Under the circumstances, we can expect Brent to miss a full year just as Stallworth did. Brent’s case offers Goodell the opportunity to once again appear tough in his attempts to ‘clean up the league’, a mission held by Goodell since becoming commissioner in 2006, and a cause made much easier by the fact that Brent is more of a fringe player than Rice is/was meaning his loss should not make as big of dent into the Cowboys’ on field production as Rice’s absence will for the Baltimore Ravens.
On the off chance that Brent is reinstated for at least part of the year, the Cowboys have to decide whether he can even help an NFL team at this point after being out of the league for nearly two years.
Rest assured, he wasn’t religiously working out to keep up his playing shape while working through the legal process or during his time in jail. So not only will Brent not be game ready he will not even have a basic conditioning foundation from which to build.
It could take the Cowboys half a season just to work him back into playing shape and then another three to four games to shake off the game rust.
Still, when he did play the Cowboys’ got more than adequate value out of Brent whom they selected in the seventh round of the 2010 supplemental draft, a relative bargain.
Brent played in 39 games for the Cowboys, starting five of them, and while he is more of a solid backup then an every down starter, he is capable of making plays in the run game.
And where Brent excels – defending the run with the ability to two gap – is where the Cowboys were most deficient last season.
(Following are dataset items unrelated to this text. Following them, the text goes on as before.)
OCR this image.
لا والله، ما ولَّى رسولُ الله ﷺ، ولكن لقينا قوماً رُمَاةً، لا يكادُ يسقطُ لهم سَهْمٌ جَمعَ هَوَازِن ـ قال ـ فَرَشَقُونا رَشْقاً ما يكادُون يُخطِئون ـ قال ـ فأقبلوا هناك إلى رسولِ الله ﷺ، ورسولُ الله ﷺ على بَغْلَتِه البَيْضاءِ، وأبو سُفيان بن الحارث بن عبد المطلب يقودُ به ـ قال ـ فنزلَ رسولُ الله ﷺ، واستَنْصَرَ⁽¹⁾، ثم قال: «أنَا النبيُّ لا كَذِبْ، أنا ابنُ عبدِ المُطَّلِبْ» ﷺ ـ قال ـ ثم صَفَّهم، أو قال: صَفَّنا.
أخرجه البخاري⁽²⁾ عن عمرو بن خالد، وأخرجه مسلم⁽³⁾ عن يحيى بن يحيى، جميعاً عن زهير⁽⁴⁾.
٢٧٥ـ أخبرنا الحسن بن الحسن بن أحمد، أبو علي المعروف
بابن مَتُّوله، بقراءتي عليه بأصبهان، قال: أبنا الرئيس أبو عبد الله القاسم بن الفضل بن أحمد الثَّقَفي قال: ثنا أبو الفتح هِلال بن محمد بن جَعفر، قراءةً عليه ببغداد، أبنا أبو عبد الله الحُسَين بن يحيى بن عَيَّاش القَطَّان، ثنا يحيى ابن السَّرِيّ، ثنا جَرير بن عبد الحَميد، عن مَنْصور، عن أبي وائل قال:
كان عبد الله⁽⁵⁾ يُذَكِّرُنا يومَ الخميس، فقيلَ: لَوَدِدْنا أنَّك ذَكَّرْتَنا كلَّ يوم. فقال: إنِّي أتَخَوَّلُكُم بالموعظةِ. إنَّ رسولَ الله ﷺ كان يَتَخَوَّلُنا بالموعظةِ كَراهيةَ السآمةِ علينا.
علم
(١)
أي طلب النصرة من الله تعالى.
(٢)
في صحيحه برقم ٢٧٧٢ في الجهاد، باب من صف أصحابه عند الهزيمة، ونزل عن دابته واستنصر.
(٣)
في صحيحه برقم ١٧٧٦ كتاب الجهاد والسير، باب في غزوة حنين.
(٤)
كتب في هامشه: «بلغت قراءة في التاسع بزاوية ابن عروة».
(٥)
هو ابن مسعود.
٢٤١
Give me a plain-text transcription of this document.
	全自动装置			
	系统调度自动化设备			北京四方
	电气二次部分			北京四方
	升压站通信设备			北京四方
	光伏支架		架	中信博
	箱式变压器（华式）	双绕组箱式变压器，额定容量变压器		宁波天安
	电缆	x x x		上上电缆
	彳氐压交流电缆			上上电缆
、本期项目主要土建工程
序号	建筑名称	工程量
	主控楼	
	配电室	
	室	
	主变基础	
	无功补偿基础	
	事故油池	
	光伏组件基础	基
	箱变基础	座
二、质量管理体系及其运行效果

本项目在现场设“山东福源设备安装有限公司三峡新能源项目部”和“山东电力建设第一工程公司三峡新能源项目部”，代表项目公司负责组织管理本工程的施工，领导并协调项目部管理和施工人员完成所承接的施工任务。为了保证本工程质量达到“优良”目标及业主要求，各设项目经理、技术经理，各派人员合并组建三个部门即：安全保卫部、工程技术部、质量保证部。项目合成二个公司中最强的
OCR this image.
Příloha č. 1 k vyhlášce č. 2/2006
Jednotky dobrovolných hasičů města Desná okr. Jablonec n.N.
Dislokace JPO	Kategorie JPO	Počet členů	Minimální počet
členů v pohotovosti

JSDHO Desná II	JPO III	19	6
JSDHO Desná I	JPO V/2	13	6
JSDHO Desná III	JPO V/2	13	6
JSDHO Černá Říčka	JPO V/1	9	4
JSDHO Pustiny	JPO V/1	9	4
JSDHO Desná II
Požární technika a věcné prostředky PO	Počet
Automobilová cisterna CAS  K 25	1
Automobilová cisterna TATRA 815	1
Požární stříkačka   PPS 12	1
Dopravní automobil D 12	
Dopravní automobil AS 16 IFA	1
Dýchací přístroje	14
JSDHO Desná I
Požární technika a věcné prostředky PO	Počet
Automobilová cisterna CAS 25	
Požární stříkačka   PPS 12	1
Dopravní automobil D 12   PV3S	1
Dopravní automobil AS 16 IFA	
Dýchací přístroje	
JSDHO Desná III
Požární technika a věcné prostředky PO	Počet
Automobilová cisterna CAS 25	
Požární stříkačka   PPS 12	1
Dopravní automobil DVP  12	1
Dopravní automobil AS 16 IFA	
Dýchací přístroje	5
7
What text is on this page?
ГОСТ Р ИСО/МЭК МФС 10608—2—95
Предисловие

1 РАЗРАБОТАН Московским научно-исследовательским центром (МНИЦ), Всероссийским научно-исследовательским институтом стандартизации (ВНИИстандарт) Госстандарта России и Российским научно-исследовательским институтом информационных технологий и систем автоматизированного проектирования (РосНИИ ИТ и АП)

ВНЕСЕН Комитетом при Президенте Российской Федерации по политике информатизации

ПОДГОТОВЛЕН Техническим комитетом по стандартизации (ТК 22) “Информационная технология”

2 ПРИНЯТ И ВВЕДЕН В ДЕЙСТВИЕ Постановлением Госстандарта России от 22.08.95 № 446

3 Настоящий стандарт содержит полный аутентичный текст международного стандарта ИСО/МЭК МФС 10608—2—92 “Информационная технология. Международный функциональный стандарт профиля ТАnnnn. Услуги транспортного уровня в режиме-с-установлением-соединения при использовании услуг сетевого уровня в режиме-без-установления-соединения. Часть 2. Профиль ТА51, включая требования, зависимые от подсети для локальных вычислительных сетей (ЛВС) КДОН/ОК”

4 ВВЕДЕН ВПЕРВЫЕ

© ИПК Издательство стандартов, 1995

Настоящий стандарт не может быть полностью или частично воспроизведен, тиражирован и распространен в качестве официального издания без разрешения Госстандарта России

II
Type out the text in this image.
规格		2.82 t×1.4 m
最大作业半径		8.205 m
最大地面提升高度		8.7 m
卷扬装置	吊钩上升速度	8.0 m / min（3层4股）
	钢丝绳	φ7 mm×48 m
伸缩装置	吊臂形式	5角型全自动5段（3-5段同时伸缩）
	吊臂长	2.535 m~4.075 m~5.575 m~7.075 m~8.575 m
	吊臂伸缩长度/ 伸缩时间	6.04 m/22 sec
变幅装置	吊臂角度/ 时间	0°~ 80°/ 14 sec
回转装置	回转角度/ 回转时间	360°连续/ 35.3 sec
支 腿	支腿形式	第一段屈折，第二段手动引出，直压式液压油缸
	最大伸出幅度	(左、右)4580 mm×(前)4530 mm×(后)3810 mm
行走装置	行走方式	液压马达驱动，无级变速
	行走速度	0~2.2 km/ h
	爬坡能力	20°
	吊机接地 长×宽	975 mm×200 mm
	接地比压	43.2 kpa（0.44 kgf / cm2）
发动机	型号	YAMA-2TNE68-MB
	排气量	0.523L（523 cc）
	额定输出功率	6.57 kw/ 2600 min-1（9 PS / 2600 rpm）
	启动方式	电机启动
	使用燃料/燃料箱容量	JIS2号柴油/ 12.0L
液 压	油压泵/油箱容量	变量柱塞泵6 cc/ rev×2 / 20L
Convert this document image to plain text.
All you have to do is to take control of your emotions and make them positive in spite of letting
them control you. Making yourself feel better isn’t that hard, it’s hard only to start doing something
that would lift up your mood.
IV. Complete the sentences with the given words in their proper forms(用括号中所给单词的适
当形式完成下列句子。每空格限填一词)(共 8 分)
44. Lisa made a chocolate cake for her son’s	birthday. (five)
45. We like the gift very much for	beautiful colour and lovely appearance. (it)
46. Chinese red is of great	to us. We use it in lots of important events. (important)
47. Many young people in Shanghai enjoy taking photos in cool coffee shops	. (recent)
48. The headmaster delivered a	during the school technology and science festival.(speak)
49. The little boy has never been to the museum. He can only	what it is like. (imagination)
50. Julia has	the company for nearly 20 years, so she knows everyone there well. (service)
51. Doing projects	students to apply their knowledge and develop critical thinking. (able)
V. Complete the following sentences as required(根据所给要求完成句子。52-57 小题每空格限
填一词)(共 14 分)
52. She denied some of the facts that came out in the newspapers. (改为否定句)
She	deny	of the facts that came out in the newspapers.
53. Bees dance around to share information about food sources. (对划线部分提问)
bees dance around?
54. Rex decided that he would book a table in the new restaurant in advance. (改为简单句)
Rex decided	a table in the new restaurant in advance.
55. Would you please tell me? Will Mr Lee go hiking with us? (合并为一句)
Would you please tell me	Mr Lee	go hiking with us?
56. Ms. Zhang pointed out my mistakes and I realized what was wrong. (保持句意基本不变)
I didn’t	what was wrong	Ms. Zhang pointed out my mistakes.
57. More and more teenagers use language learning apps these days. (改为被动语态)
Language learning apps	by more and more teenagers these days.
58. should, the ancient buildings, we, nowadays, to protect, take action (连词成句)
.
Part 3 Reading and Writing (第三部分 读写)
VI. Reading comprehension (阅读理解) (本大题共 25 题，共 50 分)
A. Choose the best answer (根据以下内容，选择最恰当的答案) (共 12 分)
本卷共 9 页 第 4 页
The Cowboys had one of their worst defensive years ever in 2013 but especially struggled against the run, giving up 128.5 yards per game (27th in the league) and 17 rushing touchdowns – seventh most in the NFL.
The loss of Demarcus Ware and Jason Hatcher who signed with the Denver Broncos and Washington Redskins respectively, and the season ending injury of middle linebacker and captain of the defense Sean Lee during a minicamp practice back in May, has left an already below average defense dangerously light on depth.
Needless to say, even if it takes Brent a few months to return to his old form his addition to the roster would not merely be about forgiveness and healing but about production as well and ultimately, at the end of the day, that’s what really counts in the nearly $10 billion behemoth that is the NFL.
And we need only look at the case of Michael Vick to know that an elite athlete can regain his form and return to the same level of play even after a long period of absence from the league.
Certainly Brent was not nearly the dynamic playmaker and force that Vick was but it is still an apples-to-apples comparison if Brent finds himself in the same type of nurturing environment as Vick did with Andy Reid and the Philadelphia Eagles.
The reinstatement of Josh Brent presents both Roger Goodell and the Dallas Cowboys with some interesting and important questions to answer. In the end the decisions of both will go a long way in further revealing and solidifying their philosophies and standing in the league and the court of public opinion.